U.S. stocks dropped sharply on Thursday as Wall Street hunted for companies viewed as potential losers from artificial intelligence, even when those same firms reported earnings and revenue that topped analysts’ expectations. The selloff helped push the S&P 500 to one of its weakest sessions since late November, with investors also weighing fresh signals from the bond market and data on the labor market.

Technology stocks bore much of the pressure, particularly software names that have benefited from the AI spending boom while also facing questions about how the technology could reshape businesses that rely on existing models of advertising, apps, or internet infrastructure. The market’s moves reflected a split between companies that investors believed could extract value from AI spending and those perceived as vulnerable to disruption, uncertainty, and margin pressure.

AppLovin fell nearly a fifth of its value. The company’s stock slid 19.7% after it reported a stronger profit for the latest quarter than analysts expected, a move that AP described as part of a broader reassessment of AI-linked winners and losers in software. AppLovin CEO Adam Foroughi told analysts on a conference call that “There’s a real disconnect between market sentiment and the reality of our business,” even as the company’s shares widened their loss for the year to 32.2% as the day began.

Cisco Systems also fell, declining 12.3% after results for the latest quarter beat analysts’ expectations. AP reported that Cisco indicated it may make less profit off each $1 of revenue during the current quarter than it did in the prior quarter, a signal AP said some analysts interpreted as consistent with higher costs for computer memory companies may face as AI demand accelerates.

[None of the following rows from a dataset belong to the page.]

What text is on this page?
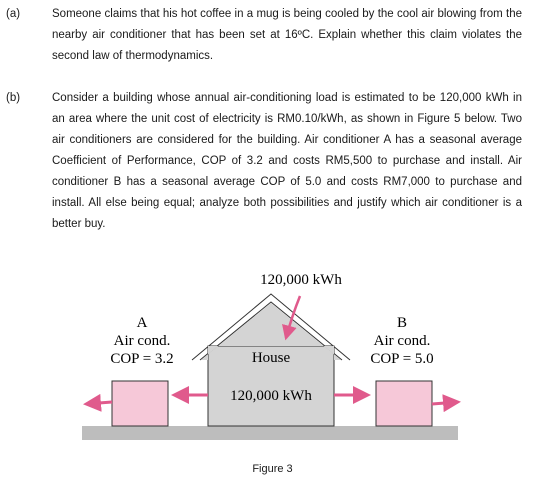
(a)	Someone claims that his hot coffee in a mug is being cooled by the cool air blowing from the nearby air conditioner that has been set at 16ºC. Explain whether this claim violates the second law of thermodynamics.

(b)	Consider a building whose annual air-conditioning load is estimated to be 120,000 kWh in an area where the unit cost of electricity is RM0.10/kWh, as shown in Figure 5 below. Two air conditioners are considered for the building. Air conditioner A has a seasonal average Coefficient of Performance, COP of 3.2 and costs RM5,500 to purchase and install. Air conditioner B has a seasonal average COP of 5.0 and costs RM7,000 to purchase and install. All else being equal; analyze both possibilities and justify which air conditioner is a better buy.

120,000 kWh
A
Air cond.
COP = 3.2
B
Air cond.
COP = 5.0
House
120,000 kWh
Figure 3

Outside of pure software, AP said other parts of the market showed how investors balanced risk with “AI disruption risk” concerns. For bonds, UBS strategists wrote that “AI disruption risk” looks set to knock down prices even if the threat still appears hazy, warning that the timing of disruption “remains indeterminate” and that uncertainty is unlikely to dissipate quickly. UBS strategists said they expect the AI risk to lead to an increase in defaults in junk-bond and other low-rated markets, potentially making borrowing more expensive even for financially stable companies that are taking on debt to fund AI investments.

While some AI-exposed names fell, some AI-linked infrastructure and consumer companies rose. Equinix jumped 10.4% despite results that fell short of analysts’ expectations, after it issued forecasts for 2026 that topped expectations; AP reported that Equinix CEO Adaire Fox-Martin said that “demand for our solutions has never been higher.” In retail and dining, AP said McDonald’s rose 2.7% after it reported a stronger profit for the latest quarter than analysts expected, and Walmart climbed 3.8% to erase earlier losses after a report said spending at U.S. retailers overall stalled in December.

The broader market also reflected shifting expectations for interest rates. In the bond market, Treasury yields fell as investors looked for safer places to park their cash, and AP said slightly more U.S. workers filed for unemployment benefits last week than economists expected. AP also said the number was lower than the prior week and that the pace of layoffs may be improving, after a separate report on Wednesday said the nation’s unemployment rate improved last month.

The combination of a strengthening job market and cooling bond yields increased the stakes for Friday’s U.S. inflation report. AP reported that economists expect inflation to slow to 2.5% last month from 2.7% in December. AP also said another Thursday report showed sales of previously occupied homes slumped last month by more than economists expected, weighing on yields further; the 10-year Treasury yield fell to 4.10% from 4.18% late Wednesday.

Markets abroad were mixed. AP reported that South Korea’s Kospi rose 3.1% on gains for Samsung Electronics and SK Hynix, while Hong Kong’s Hang Seng fell 0.9% and France’s CAC 40 rose 0.3%.